Sixty-something Tony Webster, the narrator, looks back on his schooldays, his first relationship at university, an ensuing love triangle and the subsequent suicide of his brilliant friend Adrian. The youthful decisions of the protagonist come back to haunt him some 40 years later, when he is mysteriously left Adrian’s diary in a will.The book is divided into two halves, an extended flash-back which must then be reconsidered in the light of the older Tony’s musings on the past. Things, needless to say, are not as they seemed – and Tony can’t even be sure of how they seemed, anymore.
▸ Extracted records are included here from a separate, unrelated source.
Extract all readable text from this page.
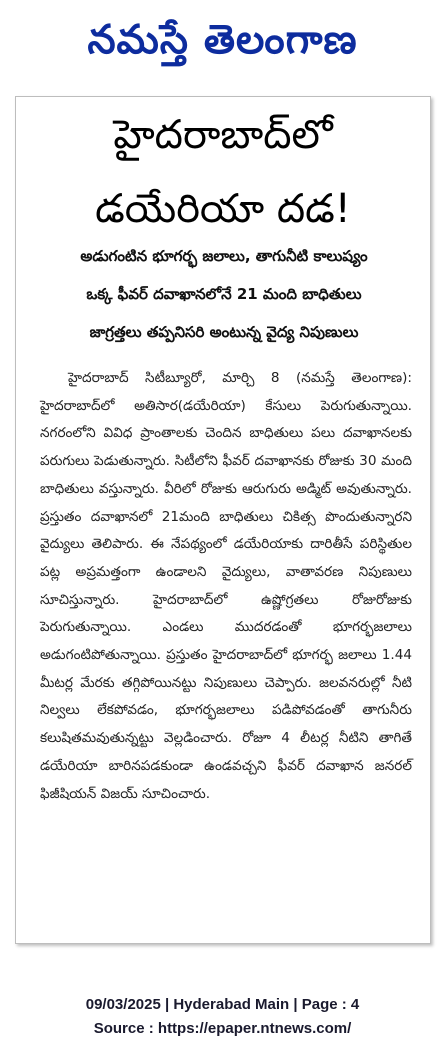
నమస్తే తెలంగాణ
హైదరాబాద్‌లో
డయేరియా దడ!
అడుగంటిన భూగర్భ జలాలు, తాగునీటి కాలుష్యం
ఒక్క ఫీవర్‌ దవాఖానలోనే 21 మంది బాధితులు
జాగ్రత్తలు తప్పనిసరి అంటున్న వైద్య నిపుణులు
హైదరాబాద్‌ సిటీబ్యూరో, మార్చి 8 (నమస్తే తెలంగాణ): హైదరాబాద్‌లో అతిసార(డయేరియా) కేసులు పెరుగుతున్నాయి. నగరంలోని వివిధ ప్రాంతాలకు చెందిన బాధితులు పలు దవాఖానలకు పరుగులు పెడుతున్నారు. సిటీలోని ఫీవర్‌ దవాఖానకు రోజుకు 30 మంది బాధితులు వస్తున్నారు. వీరిలో రోజుకు ఆరుగురు అడ్మిట్‌ అవుతున్నారు. ప్రస్తుతం దవాఖానలో 21మంది బాధితులు చికిత్స పొందుతున్నారని వైద్యులు తెలిపారు. ఈ నేపథ్యంలో డయేరియాకు దారితీసే పరిస్థితుల పట్ల అప్రమత్తంగా ఉండాలని వైద్యులు, వాతావరణ నిపుణులు సూచిస్తున్నారు. హైదరాబాద్‌లో ఉష్ణోగ్రతలు రోజురోజుకు పెరుగుతున్నాయి. ఎండలు ముదరడంతో భూగర్భజలాలు అడుగంటిపోతున్నాయి. ప్రస్తుతం హైదరాబాద్‌లో భూగర్భ జలాలు 1.44 మీటర్ల మేరకు తగ్గిపోయినట్టు నిపుణులు చెప్పారు. జలవనరుల్లో నీటి నిల్వలు లేకపోవడం, భూగర్భజలాలు పడిపోవడంతో తాగునీరు కలుషితమవుతున్నట్టు వెల్లడించారు. రోజూ 4 లీటర్ల నీటిని తాగితే డయేరియా బారినపడకుండా ఉండవచ్చని ఫీవర్‌ దవాఖాన జనరల్‌ ఫిజీషియన్‌ విజయ్‌ సూచించారు.
09/03/2025 | Hyderabad Main | Page : 4
Source : https://epaper.ntnews.com/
Because the past can never be fully recollected, and memory is unreliable, and thank me later, because I’ve just saved you the two or so odd hours you might otherwise have wasted reading this.

Barnes plumps for the cerebral at the expense of the emotionally engaging. His title is taken from a work of literary criticism by Frank Kermode, which deals with the way that plot twists – the peripeteia of Greek tragedy – force the reader to re-evaluate a narrative. And Barnes seems to think that this kind of reference – Flaubert gets a nod or two as well – entitles him to have a character who constantly spouts platitudes: “what you end up remembering isn’t always the same as what you have witnessed”. Deep.

Barnes could have done with considering how much agonized self-interrogation a reader can take from his beige-tinted protagonist. I got the sense that I am not this novel’s target audience, being under fifty, female, and uninterested in interpreting my entire existence through the context of one university relationship. “Did you leave because of me?”, Tony asks his ex-wife over lunch, “No”, she says, “I left because of us”. Queue a paragraph break in which to marvel at the insight. At times, this seems to be the point – that the author is satirizing his character’s Flaubertian desire to live life his a novel despite his overwhelming blandness: “when you’re young – when I was young – you want your emotions to be like the ones you read about in books...”. But – as with his insistence on the unreliability of memory, and, hence, of his own narration – Barnes labours the point too much. So when Tony insists, “let me stress that this is my reading now of what happened then. Or rather, my memory now of my reading then of what was happening at the time”, one wonders quite how stupid Barnes expects his readers to be.

The subjectivity of any first-person narrative and the difficulties of recollection are better left implied – some ‘show don’t tell’ would have been very welcome. Unless this is a heavily ironic comment on the foibles of contemporary ‘literary fiction’, so entranced by his own ‘literariness’ that it forgets to actually be worth reading, it is yet another spectacularly unimpressive instance of that sad species. Dame Stella Rimington, chair of the Booker judging panel, called this ‘a book that spoke to humankind in the 21st century’. But that’s absolute codswallop. Unless humankind is now defined by having a ‘failed relationship’ at university and spending the rest of one’s life pondering the mediocrity of things.

In the form of a distinctly mediocre novel. Had this not won the Booker Prize a few days ago, my response would have been exactly that of the protagonist on meeting his ex-girlfriend for the first time in forty years, “I felt not very much”. Slight irritation, lingering disappointment, and ultimately indifference would have prevailed.

Barnes’s novel makes me fume with resentment of the literary establishment – can this really be what currently passes for excellence? The book has been praised for its concision – but honestly, if it had been any longer I would have thrown it down in disgust and googled a plot summary. Tony describes his life as “an ordinary, sad story – all too familiar – and simply told” – which seems to me a pretty good summary of The Sense of an Ending. Put simply, this is no Wolf Hall.